🤖 AI Summary
This work addresses the challenge of high parameter counts in existing intrinsic image decomposition methods, which hinder deployment in resource-constrained or real-time settings. To this end, we introduce flow matching—a technique previously unexplored in this domain—and propose a novel single-step decomposition framework operating in a variational autoencoder (VAE)-guided latent space. By jointly optimizing the latent representation and the flow matching module, our method efficiently and stably disentangles albedo and shading in a single inference step.
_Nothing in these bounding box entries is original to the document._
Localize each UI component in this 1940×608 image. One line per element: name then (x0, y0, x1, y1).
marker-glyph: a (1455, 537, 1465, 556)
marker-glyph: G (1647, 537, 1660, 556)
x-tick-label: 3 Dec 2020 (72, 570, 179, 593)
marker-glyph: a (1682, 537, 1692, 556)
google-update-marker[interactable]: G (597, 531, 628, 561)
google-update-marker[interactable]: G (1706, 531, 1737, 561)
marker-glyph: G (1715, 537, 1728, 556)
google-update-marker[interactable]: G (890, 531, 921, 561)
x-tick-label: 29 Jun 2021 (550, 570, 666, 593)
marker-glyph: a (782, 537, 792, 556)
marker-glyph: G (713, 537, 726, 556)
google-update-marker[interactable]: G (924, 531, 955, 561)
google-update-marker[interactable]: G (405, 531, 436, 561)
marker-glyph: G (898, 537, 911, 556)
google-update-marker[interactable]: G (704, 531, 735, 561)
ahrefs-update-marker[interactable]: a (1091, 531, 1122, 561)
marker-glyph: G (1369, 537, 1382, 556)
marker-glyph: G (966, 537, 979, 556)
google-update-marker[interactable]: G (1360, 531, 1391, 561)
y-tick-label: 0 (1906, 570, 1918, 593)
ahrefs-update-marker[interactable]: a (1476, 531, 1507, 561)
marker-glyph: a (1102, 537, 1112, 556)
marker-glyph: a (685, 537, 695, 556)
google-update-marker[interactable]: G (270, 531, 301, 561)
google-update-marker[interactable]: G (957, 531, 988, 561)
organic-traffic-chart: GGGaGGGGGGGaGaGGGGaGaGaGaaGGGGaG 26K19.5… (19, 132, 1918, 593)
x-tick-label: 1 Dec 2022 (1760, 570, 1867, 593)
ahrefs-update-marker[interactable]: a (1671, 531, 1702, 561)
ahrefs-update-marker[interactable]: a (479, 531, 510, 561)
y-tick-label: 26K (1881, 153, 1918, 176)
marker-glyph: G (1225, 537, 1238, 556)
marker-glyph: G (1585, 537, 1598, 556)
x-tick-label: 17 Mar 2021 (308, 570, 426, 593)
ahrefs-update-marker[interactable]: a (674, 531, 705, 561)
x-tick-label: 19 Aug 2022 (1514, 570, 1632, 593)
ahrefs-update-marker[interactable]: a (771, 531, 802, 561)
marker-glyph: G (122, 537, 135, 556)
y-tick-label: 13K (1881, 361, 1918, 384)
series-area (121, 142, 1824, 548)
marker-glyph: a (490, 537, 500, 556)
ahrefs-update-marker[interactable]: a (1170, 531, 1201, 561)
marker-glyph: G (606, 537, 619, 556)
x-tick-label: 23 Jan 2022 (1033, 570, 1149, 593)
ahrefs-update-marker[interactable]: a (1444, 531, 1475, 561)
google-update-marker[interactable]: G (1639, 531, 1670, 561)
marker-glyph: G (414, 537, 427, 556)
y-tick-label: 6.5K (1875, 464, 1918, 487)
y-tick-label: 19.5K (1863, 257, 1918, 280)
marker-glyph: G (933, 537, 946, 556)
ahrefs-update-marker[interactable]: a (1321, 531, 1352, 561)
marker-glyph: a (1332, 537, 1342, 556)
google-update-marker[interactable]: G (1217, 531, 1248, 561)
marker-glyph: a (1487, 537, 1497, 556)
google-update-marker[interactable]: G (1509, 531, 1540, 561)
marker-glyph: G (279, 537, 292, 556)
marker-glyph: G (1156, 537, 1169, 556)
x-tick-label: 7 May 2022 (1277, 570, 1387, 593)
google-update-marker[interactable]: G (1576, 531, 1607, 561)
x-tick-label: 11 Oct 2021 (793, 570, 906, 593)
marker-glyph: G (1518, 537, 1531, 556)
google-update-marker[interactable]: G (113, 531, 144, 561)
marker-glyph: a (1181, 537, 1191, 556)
Extensive experiments on multiple benchmark datasets demonstrate that the proposed model achieves decomposition performance comparable to or better than state-of-the-art approaches while using significantly fewer parameters. This favorable balance of efficiency and accuracy makes our approach particularly suitable for real-time and lightweight applications.
📝 Abstract
Intrinsic Image Decomposition (IID) separates an image into albedo and shading components. It is a core step in many real-world applications, such as relighting and material editing. Existing IID models achieve good results, but often use a large number of parameters. This makes them costly to combine with other models in real-world settings. To address this problem, we propose a flow matching-based solution. For this, we design a novel architecture, FlowIID, based on latent flow matching. FlowIID combines a VAE-guided latent space with a flow matching module, enabling a stable decomposition of albedo and shading. FlowIID is not only parameter-efficient, but also produces results in a single inference step. Despite its compact design, FlowIID delivers competitive and superior results compared to existing models across various benchmarks. This makes it well-suited for deployment in resource-constrained and real-time vision applications.